If this is right, then Kurzweil's corollary assumption - that there is a technological nirvana to which we're ever more quickly headed - commits the inverse fallacy of supposing the questions we will ask in the future - when the universe "wakes up", as he puts it - will be exactly the ones we anticipate now. History would say this is a naïve, parochial, chauvinistic and false assumption. 
“Assuming there is a technological nirvana to which we’re inevitably headed is to suppose the questions we will ask when the universe “wakes up” will be same the ones we ask now. History would say this is a parochial and chauvinistic assumption.”
And that, I think, is the nub of it. One feels somewhat uneasy so disdainfully pooh-poohing a theory put together with such enthusiasm and such an energetic presentation of data (and to be sure, buried in Kurzweil's breathless prose is plenty of learning about technology which, if even half-way right, is fascinating), but that seems to be it. I suppose I am fortified by the nearby predictions made just four years ago, seeming not to have come anything like true just yet:

"By the end of this decade [i.e., by 2010] computers will disappear as distinct physical objects, with displays built in our eyeglasses and electronics woven into our clothing"

On the other hand I could find scant reference to "cloud computing" or equivalent phenomena like the Berkeley Open Infrastructure for Network Computing project which spawned schemes like SETI@home in Kurzweil's book. Now here is a rapidly evolving technological phenotype, for sure: hooking up thousands of serially processing computers into a massive parallel network, giving processing power way beyond any technology currently envisioned. It may be that this adaptation means we simply don't need to incur the mental challenge of molecular transistors and so on, since there must, at some point, be an absolute limit to miniaturisation, as we approach it the marginal utility of developing the necessary technology will swan dive just as the marginal cost ascends to the heavens; whereas the parallel network involves none of those limitations. You can always hook up yet another computer, and every one will increase performance.

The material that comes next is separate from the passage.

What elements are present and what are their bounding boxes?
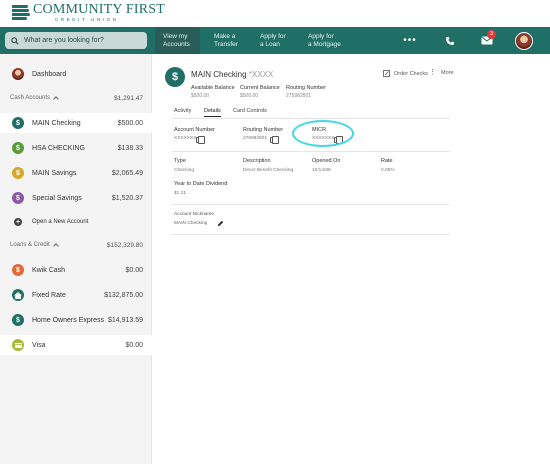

I suppose it's easy to be smug as I type on my decidedly physical computer, showing no signs of being superseded with VR Goggles just yet and we're already two yeasrs into the new decade, but the point is that the evolutionary process is notoriously bad at making predictions (until, that is, the results are in!), being path-dependent as it is. You can't predict for developments that haven't yet happened. Kurzweil glosses over this shortfall at his theory's cost.